The Senate deeply resents peace with Alaric, who has become the friend and ally of his late opponent, Stilicho; in 407, when Alaric marches into Noricum and demands a large payment for his expensive efforts in Stilicho's interests, the senate, prefers war.
One senator famously declaims Non est ista pax, sed pactio servitutis ("This is not peace, but a pact of servitude").
Nevertheless, under strong pressure from Stilicho, the Roman Senate consents to promise its payment of four thousand pounds of gold.
Stilicho sends Sarus, a Gothic general over the Alps to face the usurper Constantine III, but he loses and barely escapes, having to leave his baggage to the bandits who now infest the Alpine passes.
By 407, the estrangement between the eastern and western courts has become so bitter that it threatens civil war.
Stilicho has never abandoned his plans to annex Illyricum and puts them into operation in 407.

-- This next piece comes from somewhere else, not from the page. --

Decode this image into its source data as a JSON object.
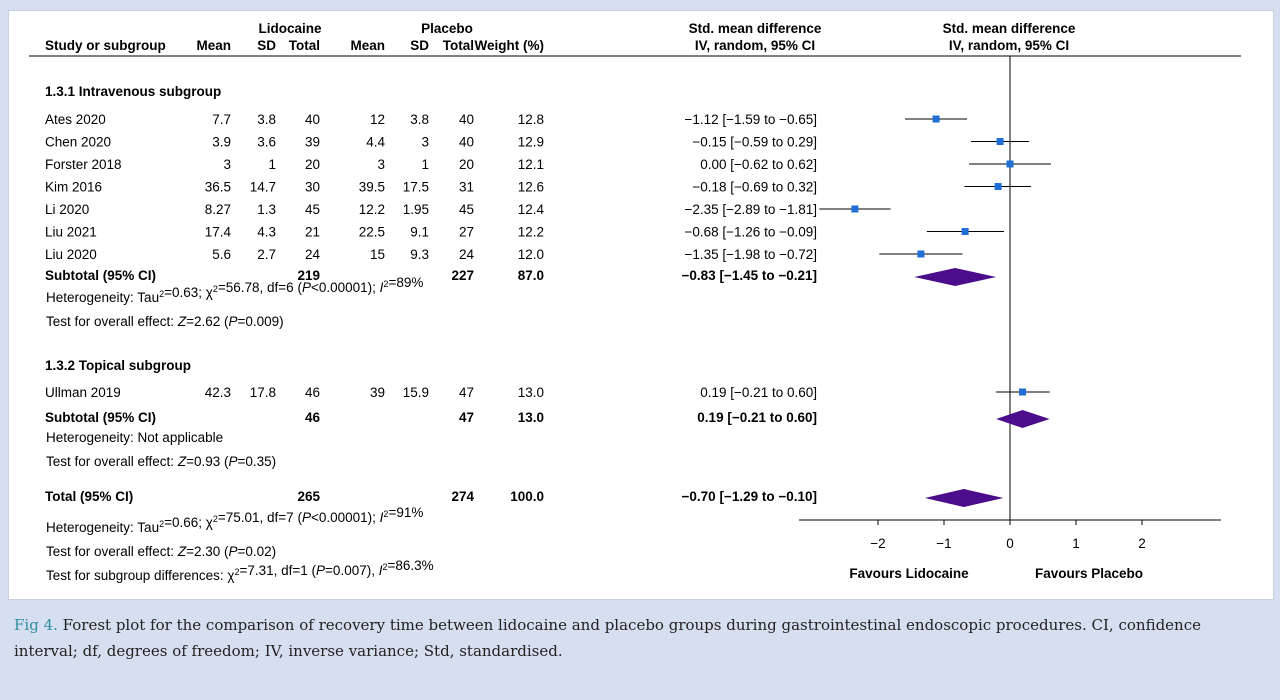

He closes the ports of Italy to all Eastern ships, instructs Alaric to hold Epirus for Honorius, and himself prepares to cross the Adriatic, but a false report reaches him that Alaric is dead, and he now hears of the revolt of Constantine in Britain.
Once more, he must abandon his plans.
Theodosius had in 384 arranged for the marriage of his grandniece Serena to Stilicho when he was a rising military officer, ensuing his loyalty to the House of Theodosius in the years ahead.

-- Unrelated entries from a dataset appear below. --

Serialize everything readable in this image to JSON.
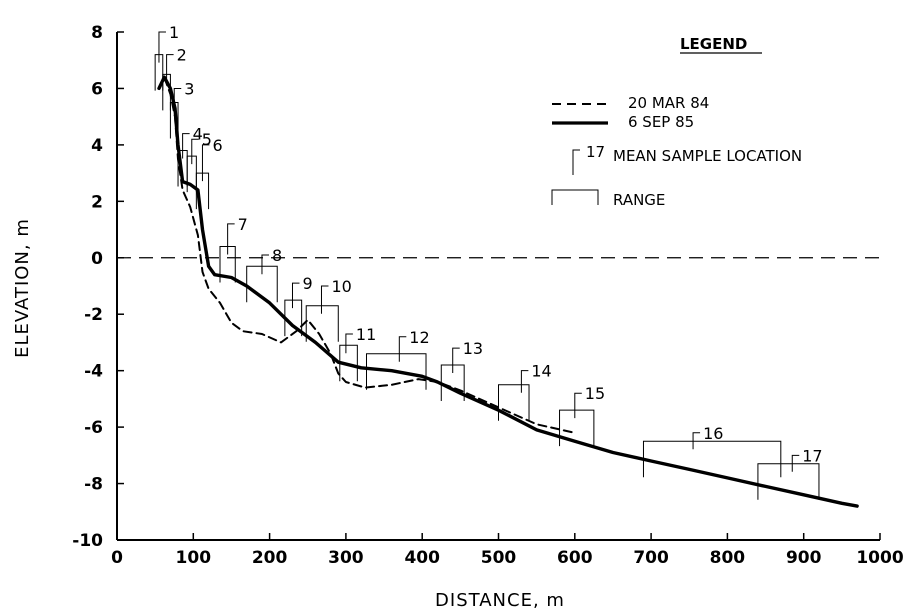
{
  "chart_data": {
    "type": "line",
    "xlabel": "DISTANCE,  m",
    "ylabel": "ELEVATION,  m",
    "xlim": [
      0,
      1000
    ],
    "ylim": [
      -10,
      8
    ],
    "x_ticks": [
      "0",
      "100",
      "200",
      "300",
      "400",
      "500",
      "600",
      "700",
      "800",
      "900",
      "1000"
    ],
    "y_ticks": [
      "8",
      "6",
      "4",
      "2",
      "0",
      "-2",
      "-4",
      "-6",
      "-8",
      "-10"
    ],
    "zero_reference_line": true,
    "legend": {
      "title": "LEGEND",
      "position": "top-right",
      "series_line_1": "20 MAR 84",
      "series_line_2": "6 SEP 85",
      "sample_label": "17",
      "sample_text": "MEAN SAMPLE LOCATION",
      "range_text": "RANGE"
    },
    "series": [
      {
        "name": "20 MAR 84",
        "style": "dashed",
        "points": [
          [
            55,
            6.0
          ],
          [
            62,
            6.4
          ],
          [
            70,
            5.8
          ],
          [
            76,
            5.0
          ],
          [
            80,
            3.5
          ],
          [
            86,
            2.4
          ],
          [
            96,
            1.8
          ],
          [
            106,
            0.8
          ],
          [
            112,
            -0.5
          ],
          [
            120,
            -1.1
          ],
          [
            135,
            -1.6
          ],
          [
            150,
            -2.3
          ],
          [
            165,
            -2.6
          ],
          [
            190,
            -2.7
          ],
          [
            215,
            -3.0
          ],
          [
            235,
            -2.6
          ],
          [
            250,
            -2.2
          ],
          [
            265,
            -2.7
          ],
          [
            280,
            -3.4
          ],
          [
            290,
            -4.1
          ],
          [
            300,
            -4.4
          ],
          [
            325,
            -4.6
          ],
          [
            360,
            -4.5
          ],
          [
            395,
            -4.3
          ],
          [
            420,
            -4.4
          ],
          [
            450,
            -4.7
          ],
          [
            500,
            -5.3
          ],
          [
            550,
            -5.9
          ],
          [
            600,
            -6.2
          ]
        ]
      },
      {
        "name": "6 SEP 85",
        "style": "solid",
        "points": [
          [
            55,
            6.0
          ],
          [
            62,
            6.4
          ],
          [
            70,
            6.0
          ],
          [
            76,
            5.3
          ],
          [
            80,
            4.0
          ],
          [
            86,
            2.7
          ],
          [
            96,
            2.6
          ],
          [
            106,
            2.4
          ],
          [
            112,
            1.0
          ],
          [
            120,
            -0.3
          ],
          [
            128,
            -0.6
          ],
          [
            150,
            -0.7
          ],
          [
            170,
            -1.0
          ],
          [
            200,
            -1.6
          ],
          [
            230,
            -2.4
          ],
          [
            260,
            -3.0
          ],
          [
            290,
            -3.7
          ],
          [
            320,
            -3.9
          ],
          [
            360,
            -4.0
          ],
          [
            400,
            -4.2
          ],
          [
            420,
            -4.4
          ],
          [
            450,
            -4.8
          ],
          [
            500,
            -5.4
          ],
          [
            550,
            -6.1
          ],
          [
            600,
            -6.5
          ],
          [
            650,
            -6.9
          ],
          [
            700,
            -7.2
          ],
          [
            750,
            -7.5
          ],
          [
            800,
            -7.8
          ],
          [
            850,
            -8.1
          ],
          [
            900,
            -8.4
          ],
          [
            950,
            -8.7
          ],
          [
            970,
            -8.8
          ]
        ]
      }
    ],
    "samples": [
      {
        "label": "1",
        "mean_x": 55,
        "mean_y": 8.0,
        "range": [
          50,
          60
        ],
        "top": 7.2
      },
      {
        "label": "2",
        "mean_x": 65,
        "mean_y": 7.2,
        "range": [
          60,
          70
        ],
        "top": 6.5
      },
      {
        "label": "3",
        "mean_x": 75,
        "mean_y": 6.0,
        "range": [
          70,
          80
        ],
        "top": 5.5
      },
      {
        "label": "4",
        "mean_x": 86,
        "mean_y": 4.4,
        "range": [
          80,
          92
        ],
        "top": 3.8
      },
      {
        "label": "5",
        "mean_x": 98,
        "mean_y": 4.2,
        "range": [
          92,
          104
        ],
        "top": 3.6
      },
      {
        "label": "6",
        "mean_x": 112,
        "mean_y": 4.0,
        "range": [
          104,
          120
        ],
        "top": 3.0
      },
      {
        "label": "7",
        "mean_x": 145,
        "mean_y": 1.2,
        "range": [
          135,
          155
        ],
        "top": 0.4
      },
      {
        "label": "8",
        "mean_x": 190,
        "mean_y": 0.1,
        "range": [
          170,
          210
        ],
        "top": -0.3
      },
      {
        "label": "9",
        "mean_x": 230,
        "mean_y": -0.9,
        "range": [
          220,
          242
        ],
        "top": -1.5
      },
      {
        "label": "10",
        "mean_x": 268,
        "mean_y": -1.0,
        "range": [
          248,
          290
        ],
        "top": -1.7
      },
      {
        "label": "11",
        "mean_x": 300,
        "mean_y": -2.7,
        "range": [
          292,
          315
        ],
        "top": -3.1
      },
      {
        "label": "12",
        "mean_x": 370,
        "mean_y": -2.8,
        "range": [
          327,
          405
        ],
        "top": -3.4
      },
      {
        "label": "13",
        "mean_x": 440,
        "mean_y": -3.2,
        "range": [
          425,
          455
        ],
        "top": -3.8
      },
      {
        "label": "14",
        "mean_x": 530,
        "mean_y": -4.0,
        "range": [
          500,
          540
        ],
        "top": -4.5
      },
      {
        "label": "15",
        "mean_x": 600,
        "mean_y": -4.8,
        "range": [
          580,
          625
        ],
        "top": -5.4
      },
      {
        "label": "16",
        "mean_x": 755,
        "mean_y": -6.2,
        "range": [
          690,
          870
        ],
        "top": -6.5
      },
      {
        "label": "17",
        "mean_x": 885,
        "mean_y": -7.0,
        "range": [
          840,
          920
        ],
        "top": -7.3
      }
    ]
  }
}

A resident at the court of her cousin, Honorius, she had selected a bride for the court poet, Claudian, and takes care of Honorius' half-sister, her cousin Galla Placidia.

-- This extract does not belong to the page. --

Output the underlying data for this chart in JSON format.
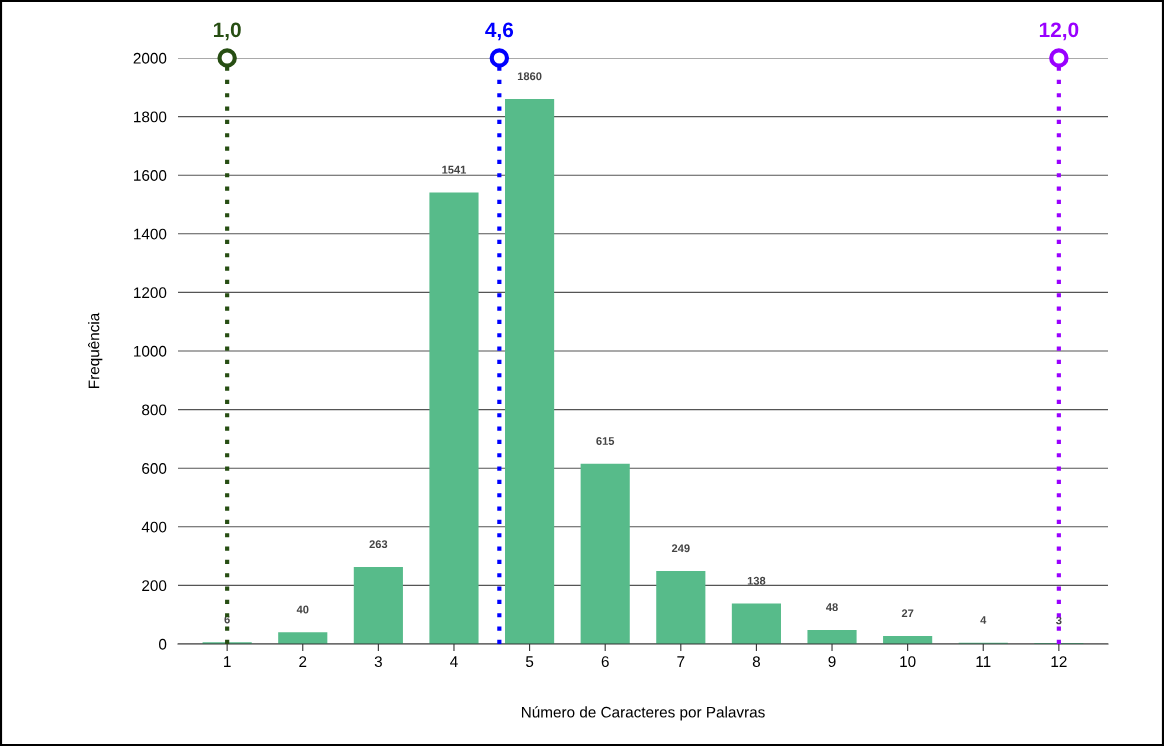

She and Stilicho have a son, Eucherius, and two daughters, Maria and Thermantia.
Maria had married the emperor Honorius, her maternal first cousin, once removed, in 398.
Following her death in 407, her sister Aemilia Materna Thermantia marries Honorius.
Zosimus records how Serena, a Christian, took a necklace from a statue of Rhea Silvia and placed it on her own neck.
An old woman, the last of the Vestal Virgins, appeared, who rebuked Serena and called down punishment upon her for her act of impiety.
Serena was then subject to dreadful dreams predicting her own untimely death.